New Delhi: A new malware in Android has been detected which steals data from 337 applications like Gmail, Netflix, Uber, Amazon, YONO Lite by SBI. This data can be in the form of password and credit card details.
This new form of malware that goes by the name of BlackRock has surfaced in smartphones and is capable of stealing user’s data. This malware was discovered by the security company ThreatFabric.
BlackRock functions as any other Android malware and according to the firm the malware monitors and detects when any of the apps it targets is opened. It then pops up an “overlay” which would look genuine to unsuspecting users (the Trojan collects the data through this technique of overlays). Since people would not be able to realise that it is a fake popup they would then enter their credentials to access the app itself. These credentials then land on the hacker’s server.

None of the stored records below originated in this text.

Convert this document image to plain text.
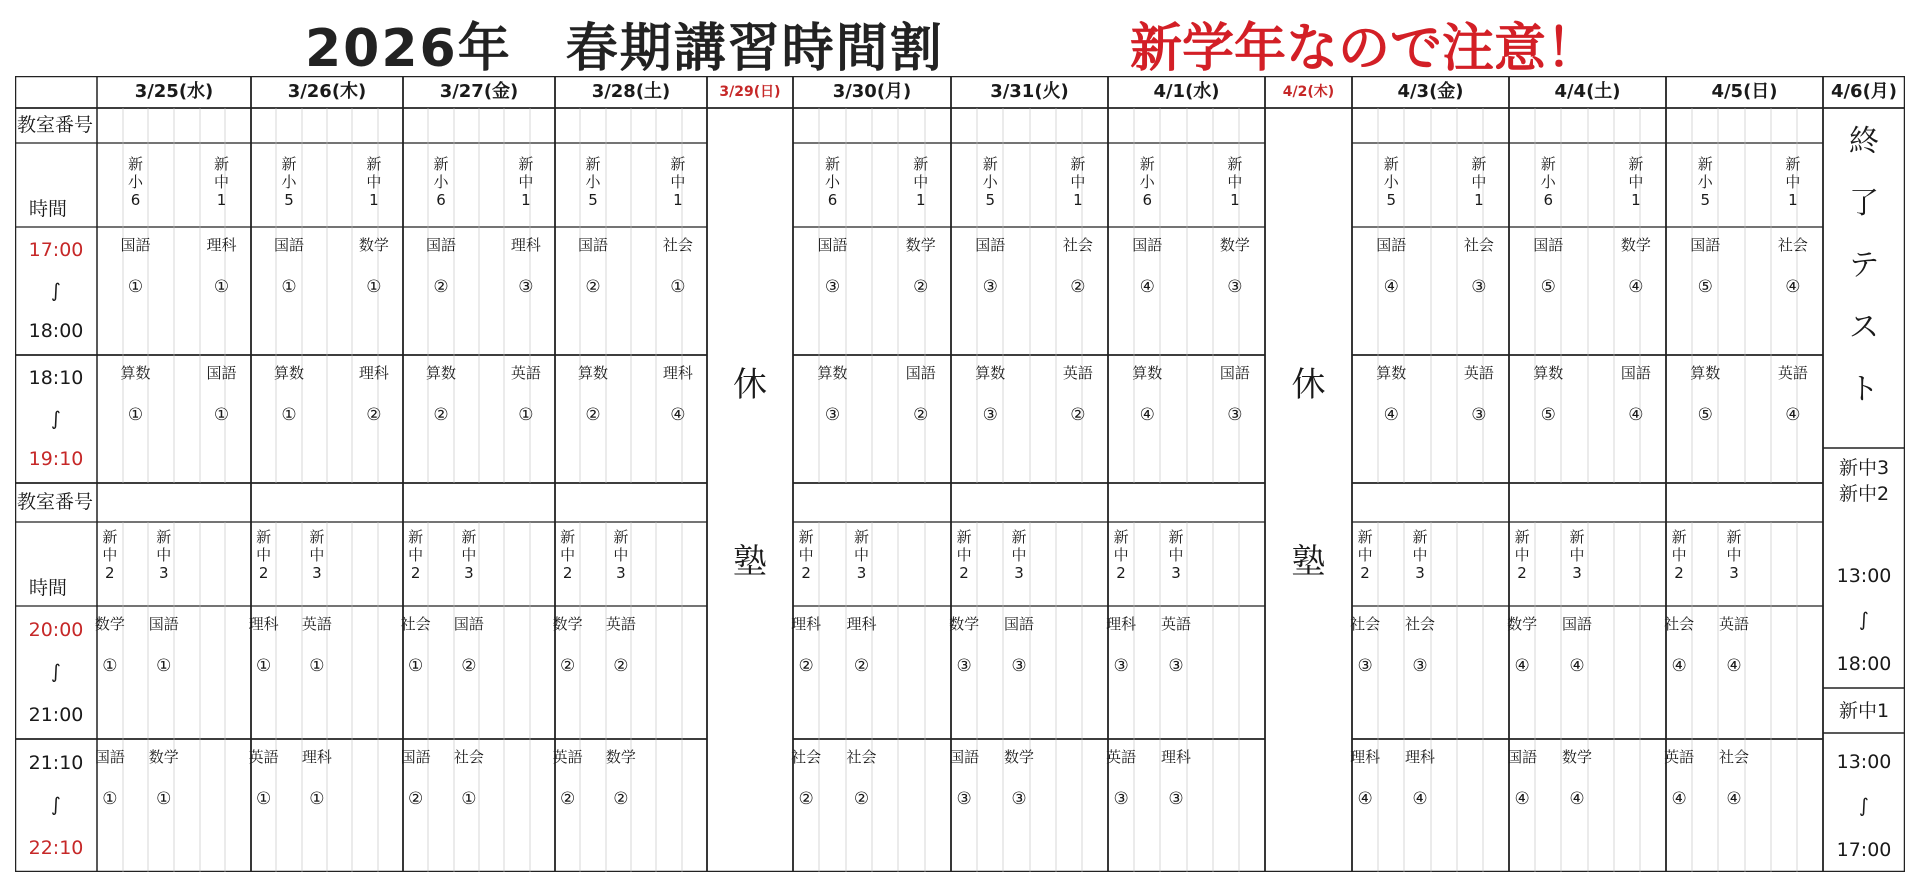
2026年　春期講習時間割	新学年なので注意！
教室番号
時間
17:00
∫
18:00
18:10
∫
19:10
教室番号
時間
20:00
∫
21:00
21:10
∫
22:10
3/25(水)
新
小
6
新
中
1
新
中
2
新
中
3
国語
①
理科
①
算数
①
国語
①
数学
①
国語
①
国語
①
数学
①
3/26(木)
新
小
5
新
中
1
新
中
2
新
中
3
国語
①
数学
①
算数
①
理科
②
理科
①
英語
①
英語
①
理科
①
3/27(金)
新
小
6
新
中
1
新
中
2
新
中
3
国語
②
理科
③
算数
②
英語
①
社会
①
国語
②
国語
②
社会
①
3/28(土)
新
小
5
新
中
1
新
中
2
新
中
3
国語
②
社会
①
算数
②
理科
④
数学
②
英語
②
英語
②
数学
②
3/29(日)
休
塾
3/30(月)
新
小
6
新
中
1
新
中
2
新
中
3
国語
③
数学
②
算数
③
国語
②
理科
②
理科
②
社会
②
社会
②
3/31(火)
新
小
5
新
中
1
新
中
2
新
中
3
国語
③
社会
②
算数
③
英語
②
数学
③
国語
③
国語
③
数学
③
4/1(水)
新
小
6
新
中
1
新
中
2
新
中
3
国語
④
数学
③
算数
④
国語
③
理科
③
英語
③
英語
③
理科
③
4/2(木)
休
塾
4/3(金)
新
小
5
新
中
1
新
中
2
新
中
3
国語
④
社会
③
算数
④
英語
③
社会
③
社会
③
理科
④
理科
④
4/4(土)
新
小
6
新
中
1
新
中
2
新
中
3
国語
⑤
数学
④
算数
⑤
国語
④
数学
④
国語
④
国語
④
数学
④
4/5(日)
新
小
5
新
中
1
新
中
2
新
中
3
国語
⑤
社会
④
算数
⑤
英語
④
社会
④
英語
④
英語
④
社会
④
4/6(月)
終
了
テ
ス
ト
新中3
新中2
13:00
∫
18:00
新中1
13:00
∫
17:00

Researchers at ThreatFrabric states that the malware BlackRock is based on the leaked source code of another malware strain Xerexes. BlackRock is however much more enhanced with more additional features related to stealing card details and passwords. Additionally, this malware allegedly leaves no trace of the stealing of data or hacks.
If the app gets installed on the smartphones, the Trojan gets to work by asking the user to grant access to the pone’s Accessibility feature. It is then followed by using the users’ Accessibility feature to grant the malware access to other Android permissions. Researchers at ThreatFabric also fear that this malware can perform other intrusive operations. This includes interception of SMS messages, performing SMS floods, spam contacts with predefined SMS, sabotages mobile antivirus apps, shows custom push notifications, starts specific apps, log key taps, etc.
The report published by the security company also states that BlackRock is distributed as fake Google update packages. This is offered on third-party websites and has not been spotted in Google Play Store as of now. PayPal mobile cash, Gmail, Yahoo Mail, Microsoft Outlook, Amazon seller, Skrill, Uber, Netflix, Amazon shopping, Binance, YONO Lite SBI, IDBI Bank Go Mobile+, and iMobile by ICICI among others are in the target of this malware.